O Estadão tem feito uma série de reportagens sobre as recentes vitórias de partidos de esquerda na América Latina nos últimos anos, mostrando como os resultados para a população estão muito aquém das promessas. Conforme observou o historiador peruano Alvaro Vargas Llosa em entrevista ao jornal, os sucessivos governos de esquerda na América Latina têm falhado na promoção do desenvolvimento social e econômico da região. Agora, depois de quatro anos de autoritarismo populista e disfuncional de Jair Bolsonaro, o Brasil pode voltar a ser governado pela esquerda. A pergunta surge naturalmente: afinal, o que essa esquerda quer?
Se é certo que, com seus devaneios contra as urnas eletrônicas e a Justiça Eleitoral, Jair Bolsonaro uniu diferentes correntes ideológicas na defesa da democracia – o respeito ao resultado das eleições é princípio inegociável –, é também certo que a esquerda brasileira precisa revisar diversas posições para que possa ser qualificada de democrática. Basta pensar que o PT e outros partidos de esquerda, enquanto endossam manifestos em defesa da democracia no Brasil, continuam apoiando regimes ditatoriais como Cuba, Venezuela e Nicarágua.
Não é coerente chamar Jair Bolsonaro de “genocida” e “fascista” e, ao mesmo tempo, não reconhecer as seguidas violações de direitos humanos feitas pelo governo cubano. Não é possível criticar o envolvimento de setores das Forças Armadas na política bolsonarista para logo depois fazer vista grossa à participação expressiva de militares na política venezuelana.
Na preparação dos atos cívicos do dia 11 de agosto passado, muitas vozes, também da esquerda, disseram, com razão, que não era possível ficar em cima do muro na defesa da democracia. Abster-se de apoiar os manifestos em defesa das eleições e do Judiciário era uma tomada de posição: significava negociar com princípios democráticos que são inegociáveis. No entanto, é exatamente isso o que o PT e outros partidos de esquerda vêm fazendo ao longo de décadas quando se trata de atos autoritários e violações de direitos humanos envolvendo governos que são seus amigos. Recusam-se a participar de qualquer manifestação de repúdio, em um perverso negacionismo. Para a esquerda, democracia e direitos humanos têm uma vigência condicionada, a depender das circunstâncias políticas?
A incoerência da esquerda não está restrita ao plano externo. Lula da Silva, por exemplo, nunca pediu desculpas ao eleitor pelo mensalão, sistema criminoso que perverteu a representação democrática. Como o líder petista minimiza ou nega essa compra de votos, fartamente provada, e não reconhece o quão danosa foi para a democracia, é lícito presumir que, num eventual terceiro mandato, talvez não hesite em repetir a dose.
A esquerda também tem o dever de dizer – afinal, estamos numa democracia – se deseja governar com responsabilidade.

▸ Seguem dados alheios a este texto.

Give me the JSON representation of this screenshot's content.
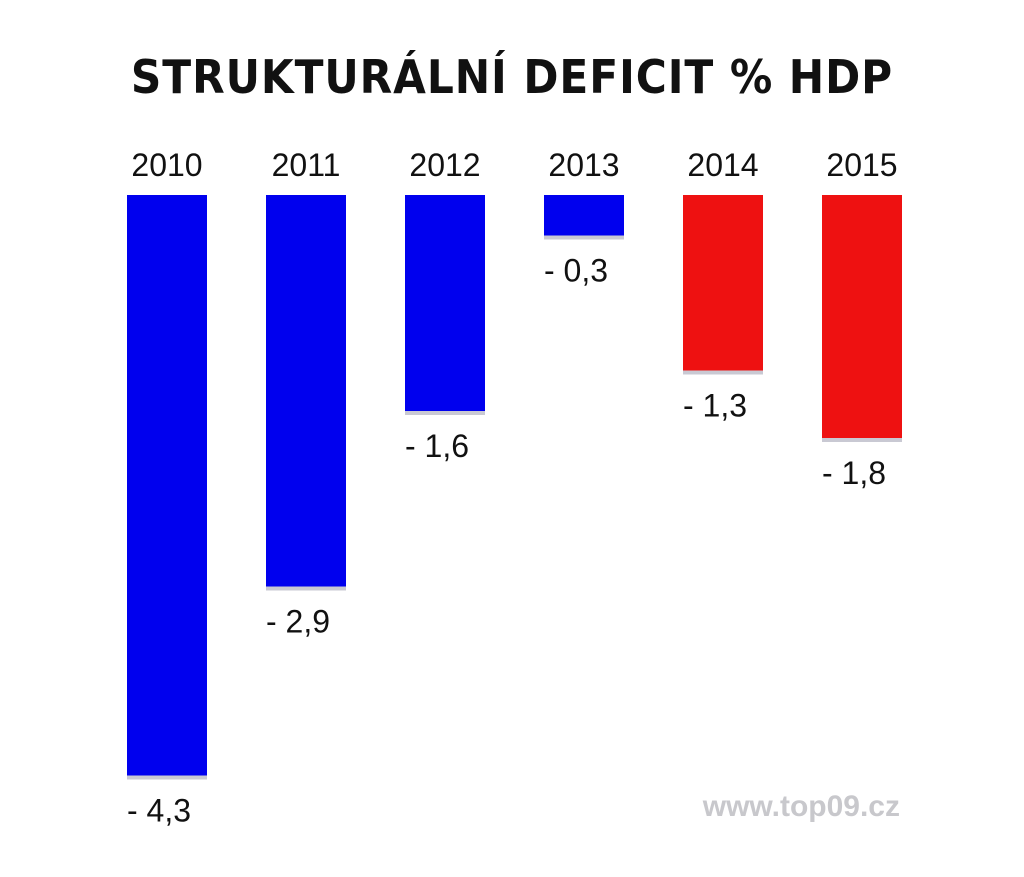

É preciso dizer quais são os planos concretos para seu eventual governo, algo especialmente necessário tendo em vista que, até agora, o PT nunca se mostrou contrito pelos erros cometidos na condução da política econômica de Lula e de Dilma, erros esses que, até hoje, são sentidos pela população. A proposta é seguir com as mesmas ideias atrasadas, de intervenção populista na economia, ou eles terão um mínimo de piedade com o País?

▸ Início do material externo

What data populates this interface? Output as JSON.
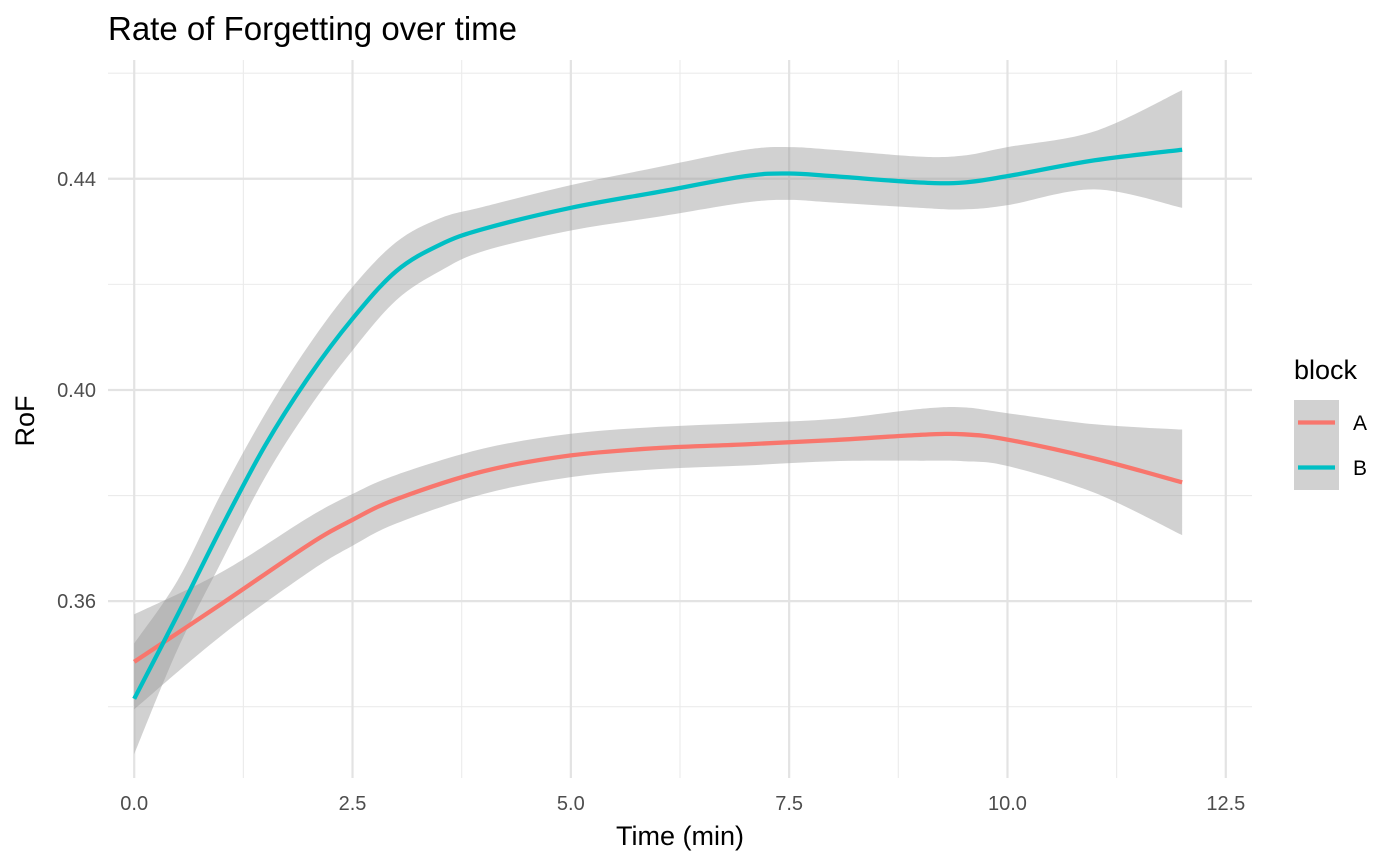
{
  "chart_data": {
    "type": "line",
    "title": "Rate of Forgetting over time",
    "xlabel": "Time (min)",
    "ylabel": "RoF",
    "xlim": [
      -0.3,
      12.8
    ],
    "ylim": [
      0.3265,
      0.4625
    ],
    "x_ticks": [
      0,
      2.5,
      5,
      7.5,
      10,
      12.5
    ],
    "x_tick_labels": [
      "0.0",
      "2.5",
      "5.0",
      "7.5",
      "10.0",
      "12.5"
    ],
    "y_ticks": [
      0.36,
      0.4,
      0.44
    ],
    "y_tick_labels": [
      "0.36",
      "0.40",
      "0.44"
    ],
    "grid": true,
    "legend": {
      "title": "block",
      "placement": "right"
    },
    "confidence_band_color": "#999999",
    "series": [
      {
        "name": "A",
        "color": "#F8766D",
        "x": [
          0,
          1,
          2,
          2.5,
          3,
          4,
          5,
          6,
          7,
          8,
          9,
          9.5,
          10,
          11,
          12
        ],
        "y": [
          0.3485,
          0.3595,
          0.3707,
          0.3754,
          0.3793,
          0.3846,
          0.3876,
          0.389,
          0.3897,
          0.3905,
          0.3915,
          0.3916,
          0.3906,
          0.387,
          0.3825
        ],
        "lower": [
          0.3395,
          0.3535,
          0.3655,
          0.3705,
          0.3747,
          0.3803,
          0.3835,
          0.385,
          0.3857,
          0.3865,
          0.3866,
          0.3865,
          0.3856,
          0.3805,
          0.3725
        ],
        "upper": [
          0.3575,
          0.3655,
          0.3759,
          0.3803,
          0.3839,
          0.3889,
          0.3917,
          0.393,
          0.3937,
          0.3945,
          0.3964,
          0.3967,
          0.3956,
          0.3935,
          0.3925
        ]
      },
      {
        "name": "B",
        "color": "#00BFC4",
        "x": [
          0,
          0.5,
          1,
          1.5,
          2,
          2.5,
          3,
          3.5,
          4,
          5,
          6,
          7,
          7.5,
          8,
          9,
          9.5,
          10,
          11,
          12
        ],
        "y": [
          0.3415,
          0.3575,
          0.374,
          0.3895,
          0.4025,
          0.4135,
          0.4225,
          0.4275,
          0.4305,
          0.4345,
          0.4375,
          0.4405,
          0.441,
          0.4405,
          0.4393,
          0.4393,
          0.4405,
          0.4435,
          0.4455
        ],
        "lower": [
          0.331,
          0.351,
          0.3675,
          0.3835,
          0.3965,
          0.4075,
          0.417,
          0.4225,
          0.4263,
          0.4302,
          0.4328,
          0.4355,
          0.436,
          0.4355,
          0.4345,
          0.4342,
          0.435,
          0.438,
          0.4345
        ],
        "upper": [
          0.352,
          0.364,
          0.3805,
          0.3955,
          0.4085,
          0.4195,
          0.428,
          0.4325,
          0.4347,
          0.4388,
          0.4422,
          0.4455,
          0.446,
          0.4455,
          0.4442,
          0.4444,
          0.446,
          0.449,
          0.4568
        ]
      }
    ]
  }
}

Afinal, o que a esquerda quer? Não há dúvida de que ela quer o poder. Esquecendo-se de tudo o que falou sobre os governos tucanos em São Paulo, Lula da Silva até colocou Geraldo Alckmin como vice em sua chapa. Mas, no regime democrático, conquistar o poder exige delinear minimamente os planos e projetos, firmando um compromisso efetivo com o eleitor.
Talvez seja este grande receio que a esquerda ainda desperta: um exercício do poder voltado exclusivamente para si, para suas ideias, para seu partido, para os interesses do seu guru. Ora, a democracia requer aceitar a legitimidade dos adversários e das ideias divergentes; requer denunciar ditaduras onde quer que surjam; e requer governar com responsabilidade, pois governos irresponsáveis criam castas de privilegiados e são os algozes dos pobres. Estará o PT pronto para ser verdadeiramente democrático?